Image annotatereadssummarystats
Figure 4.5: Summary statistics for data where R1 is discarded after the cell barcode and UMI have been extracted. In this example, 193 767 838 reads are present in the input. After discarding R1, 193 767 838 / 2 = 96 883 919 reads are present in the output. There are 1 968 804 distinct cell barcodes.

Image annotatereadsbarcoderankplot
Figure 4.6: The barcode ranks plot for the data shown in figure 4.5. A sharp transition from an average of >10000 reads to <100 reads per barcode is seen at x = 10000, suggesting that there are approximately 10000 cells in the data.

The plots of the distributions of different nucleotides at each position of the cell barcode/UMI are made using all the demultiplexed reads. For simplicity the remainder of this section will talk about `barcodes', but the description is equally true for UMIs.

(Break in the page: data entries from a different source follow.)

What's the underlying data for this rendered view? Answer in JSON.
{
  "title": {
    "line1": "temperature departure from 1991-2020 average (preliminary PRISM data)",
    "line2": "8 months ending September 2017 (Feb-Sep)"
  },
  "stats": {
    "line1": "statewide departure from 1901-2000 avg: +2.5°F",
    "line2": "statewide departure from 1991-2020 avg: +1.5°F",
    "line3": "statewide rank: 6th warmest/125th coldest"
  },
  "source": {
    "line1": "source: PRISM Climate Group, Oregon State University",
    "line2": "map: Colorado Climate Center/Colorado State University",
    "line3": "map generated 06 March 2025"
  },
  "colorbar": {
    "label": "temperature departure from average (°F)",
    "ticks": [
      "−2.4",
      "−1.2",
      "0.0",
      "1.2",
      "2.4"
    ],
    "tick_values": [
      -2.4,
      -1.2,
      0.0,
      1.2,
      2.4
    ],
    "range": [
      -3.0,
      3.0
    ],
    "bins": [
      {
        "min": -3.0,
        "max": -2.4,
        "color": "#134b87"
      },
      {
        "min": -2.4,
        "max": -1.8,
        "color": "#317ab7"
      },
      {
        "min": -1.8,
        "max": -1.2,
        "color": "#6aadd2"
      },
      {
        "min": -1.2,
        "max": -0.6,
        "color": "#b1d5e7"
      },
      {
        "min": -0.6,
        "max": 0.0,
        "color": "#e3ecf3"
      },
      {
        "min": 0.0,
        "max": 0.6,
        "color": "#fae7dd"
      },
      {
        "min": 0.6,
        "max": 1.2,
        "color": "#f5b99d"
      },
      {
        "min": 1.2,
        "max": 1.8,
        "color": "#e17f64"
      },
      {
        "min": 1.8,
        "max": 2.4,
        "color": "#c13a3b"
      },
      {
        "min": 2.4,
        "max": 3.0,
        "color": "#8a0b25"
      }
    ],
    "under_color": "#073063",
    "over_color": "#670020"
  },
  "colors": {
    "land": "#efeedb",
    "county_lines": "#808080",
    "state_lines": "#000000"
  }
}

Typically, barcodes are randomly generated, or else designed to be very different from each other, such that all nucelotides are observed at each barcode position, and in approximately equal amounts. Errors may be detected when the barcode plots do not show this behavior, such as in figure 4.7, where position 1 in the barcode is mostly `A', position 2 is mostly `A', position 3 is mostly `G' etc. It appears that one barcode contains almost all the reads in the sample. In this case, the cell barcode part of the read structure has been misconfigured to read an adapter with sequence `AAGCAGTGGT'. The same plot with the correct read structure is shown in figure 4.8.

Image badbarcode
Figure 4.7: Nucleotide distribution plot for a misconfigured barcode. One barcode with sequence `AAGCAGTGGT' is present in most of the reads. In this case the barcode was misconfigured to be part of an adapter.

Image goodbarcode
Figure 4.8: Nucleotide distribution plot for the same data as in figure 4.7. All nucleotides are seen at all positions of the barcode with comparable frequencies, except for at position 1. This dataset is from a 96-well protocol where the barcodes for each well are known in advance. In this case, it was possible to verify that the nucleotide distribution at position 1 should be skewed.